Winifred turned away from him, went to the window and looked out, seeing nothing, for the eyes of the soul were busy. Her lips were now firmly set, and during the minute that she stood there a rapid train of thought and purpose passed through her mind. She had promised to give him up, and she would go through with it. It was for him—and it was sweet, though bitter, to be a martyr. But she recognized clearly that so long as he knew where to find her the thing could never be done. She made up her mind to be gone from those lodgings by that hour the next day, and to be buried from him in some other part of the great city. She would never in that case be able to ask him for help to keep going, without giving her address, but in a few days she would have work at the new bookbinder’s. This well settled in her mind, she turned inward to him, saying:
“Miss Goodman will soon bring up tea. Come, let us be happy to-day. You want to know if I love you? Well, the answer is yes, yes; so now you know, and can never doubt. I want you to stay a long time this afternoon, and I invite you to be my dear, dear guest on one condition—that you don’t ask me why I told you that awful fib the day before yesterday, for I don’t mean to tell you!”

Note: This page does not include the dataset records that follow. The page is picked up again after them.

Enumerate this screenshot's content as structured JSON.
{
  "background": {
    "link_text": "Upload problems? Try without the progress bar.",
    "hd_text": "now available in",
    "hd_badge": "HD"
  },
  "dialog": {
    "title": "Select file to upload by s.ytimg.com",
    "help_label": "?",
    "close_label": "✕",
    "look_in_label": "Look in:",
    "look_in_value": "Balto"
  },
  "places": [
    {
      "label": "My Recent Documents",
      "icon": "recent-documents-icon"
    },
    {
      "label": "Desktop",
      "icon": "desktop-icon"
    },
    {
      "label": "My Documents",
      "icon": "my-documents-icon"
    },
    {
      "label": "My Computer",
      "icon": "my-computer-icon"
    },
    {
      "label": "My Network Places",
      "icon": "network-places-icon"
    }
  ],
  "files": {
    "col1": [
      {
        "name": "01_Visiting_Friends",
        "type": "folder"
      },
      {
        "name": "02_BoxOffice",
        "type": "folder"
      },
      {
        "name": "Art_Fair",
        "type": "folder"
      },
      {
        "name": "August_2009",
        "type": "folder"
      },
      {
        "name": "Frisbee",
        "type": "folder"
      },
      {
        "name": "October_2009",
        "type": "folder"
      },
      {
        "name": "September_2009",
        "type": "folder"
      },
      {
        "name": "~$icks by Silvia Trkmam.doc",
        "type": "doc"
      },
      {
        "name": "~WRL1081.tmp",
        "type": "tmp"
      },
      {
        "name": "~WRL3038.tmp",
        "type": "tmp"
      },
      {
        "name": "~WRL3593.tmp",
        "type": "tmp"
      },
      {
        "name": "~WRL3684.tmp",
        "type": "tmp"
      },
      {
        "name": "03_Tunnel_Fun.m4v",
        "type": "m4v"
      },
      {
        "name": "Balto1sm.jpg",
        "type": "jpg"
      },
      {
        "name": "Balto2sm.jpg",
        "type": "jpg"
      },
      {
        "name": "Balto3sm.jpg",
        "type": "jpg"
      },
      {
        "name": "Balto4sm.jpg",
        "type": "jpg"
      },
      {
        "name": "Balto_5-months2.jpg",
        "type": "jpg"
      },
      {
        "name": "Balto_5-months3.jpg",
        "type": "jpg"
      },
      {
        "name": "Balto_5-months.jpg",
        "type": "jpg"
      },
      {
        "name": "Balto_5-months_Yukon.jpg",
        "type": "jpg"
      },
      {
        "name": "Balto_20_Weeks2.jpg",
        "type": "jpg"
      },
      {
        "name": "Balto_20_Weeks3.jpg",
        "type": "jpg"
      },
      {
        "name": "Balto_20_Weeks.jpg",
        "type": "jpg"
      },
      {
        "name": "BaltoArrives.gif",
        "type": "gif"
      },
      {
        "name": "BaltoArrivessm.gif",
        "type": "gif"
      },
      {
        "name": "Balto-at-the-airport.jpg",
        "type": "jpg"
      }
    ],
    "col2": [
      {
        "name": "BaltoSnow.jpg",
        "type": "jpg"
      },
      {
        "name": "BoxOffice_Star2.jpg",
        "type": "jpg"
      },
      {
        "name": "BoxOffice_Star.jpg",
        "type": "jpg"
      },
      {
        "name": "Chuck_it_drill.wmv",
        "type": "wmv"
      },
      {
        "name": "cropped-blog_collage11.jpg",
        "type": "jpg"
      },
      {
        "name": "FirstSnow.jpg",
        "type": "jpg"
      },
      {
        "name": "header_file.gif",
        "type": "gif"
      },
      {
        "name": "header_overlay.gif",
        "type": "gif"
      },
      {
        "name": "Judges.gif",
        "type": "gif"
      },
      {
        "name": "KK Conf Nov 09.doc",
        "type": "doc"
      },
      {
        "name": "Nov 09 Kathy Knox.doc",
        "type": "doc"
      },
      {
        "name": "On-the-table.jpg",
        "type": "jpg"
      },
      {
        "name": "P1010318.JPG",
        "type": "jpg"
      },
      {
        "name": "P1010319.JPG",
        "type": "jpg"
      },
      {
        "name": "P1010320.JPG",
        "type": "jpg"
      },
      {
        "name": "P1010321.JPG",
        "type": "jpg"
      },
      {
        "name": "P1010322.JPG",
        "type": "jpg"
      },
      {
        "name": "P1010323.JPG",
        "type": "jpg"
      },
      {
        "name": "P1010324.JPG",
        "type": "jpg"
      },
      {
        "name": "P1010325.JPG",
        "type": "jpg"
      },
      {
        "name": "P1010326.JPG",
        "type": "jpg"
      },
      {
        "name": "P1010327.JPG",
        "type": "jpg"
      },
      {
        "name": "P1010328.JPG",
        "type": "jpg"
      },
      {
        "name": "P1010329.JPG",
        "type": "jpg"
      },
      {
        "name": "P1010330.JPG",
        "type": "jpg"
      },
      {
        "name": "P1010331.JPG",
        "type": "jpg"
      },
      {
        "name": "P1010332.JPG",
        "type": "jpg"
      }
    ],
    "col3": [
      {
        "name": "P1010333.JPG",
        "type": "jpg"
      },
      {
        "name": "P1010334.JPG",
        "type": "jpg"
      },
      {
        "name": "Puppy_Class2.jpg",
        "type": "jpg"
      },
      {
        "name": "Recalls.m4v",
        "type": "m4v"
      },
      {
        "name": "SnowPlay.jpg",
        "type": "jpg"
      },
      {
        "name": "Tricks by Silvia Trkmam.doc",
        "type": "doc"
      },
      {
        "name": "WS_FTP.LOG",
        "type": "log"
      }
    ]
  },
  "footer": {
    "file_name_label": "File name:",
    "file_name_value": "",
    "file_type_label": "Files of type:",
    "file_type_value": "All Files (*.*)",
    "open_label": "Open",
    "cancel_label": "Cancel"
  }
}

Of course Carshaw took her again in his arms, and, without breaking her conditions, stayed with her till nearly six. She was sedately gay all the time, but, on kissing him good-by, she wept quietly, and as quietly she said to her landlady when he was gone:
“Miss Goodman, I am going away to-morrow—for always, I’m afraid.”
Soon after this six o’clock struck. At ten minutes past the hour Miss Goodman brought up two letters.
Without looking at the handwriting on the envelopes, Winifred tore open one, laying the other on a writing-desk, this latter being from the agent in answer to the one she had written. She had told him that she did not mean to keep the appointment at East Orange, and he now assured her that he had certainly never made any appointment for her at East Orange. The thing was some blunder. New York impresarios did not make appointments in East Orange. He asked for an explanation.
Pity that she did not open this letter before the other—or the other was of a nature to drive the existence of the agent’s letter—of any letter—out of her head; for days afterward that all-important message lay on the table unopened.
The note which Winifred did read was from the bookbinding manager who had all but engaged her that day. He now informed her that he would have no use for her services. The clergyman in the taxi had followed very effectively on Winifred’s trail.
She was stunned by this final blow. Her eyes gazed into vacancy. What she was to do now she did not know. The next day she had to go away into strange lodgings, with hardly any money, without any possibility of her applying again to Rex, without support of any sort. She had never known real poverty, for her “aunt” had always more or less been in funds; and the prospect appalled her. She would face it, however, at all costs, and, the bookbinding failing her, her mind naturally recurred, with a gasp of hope, to the singing.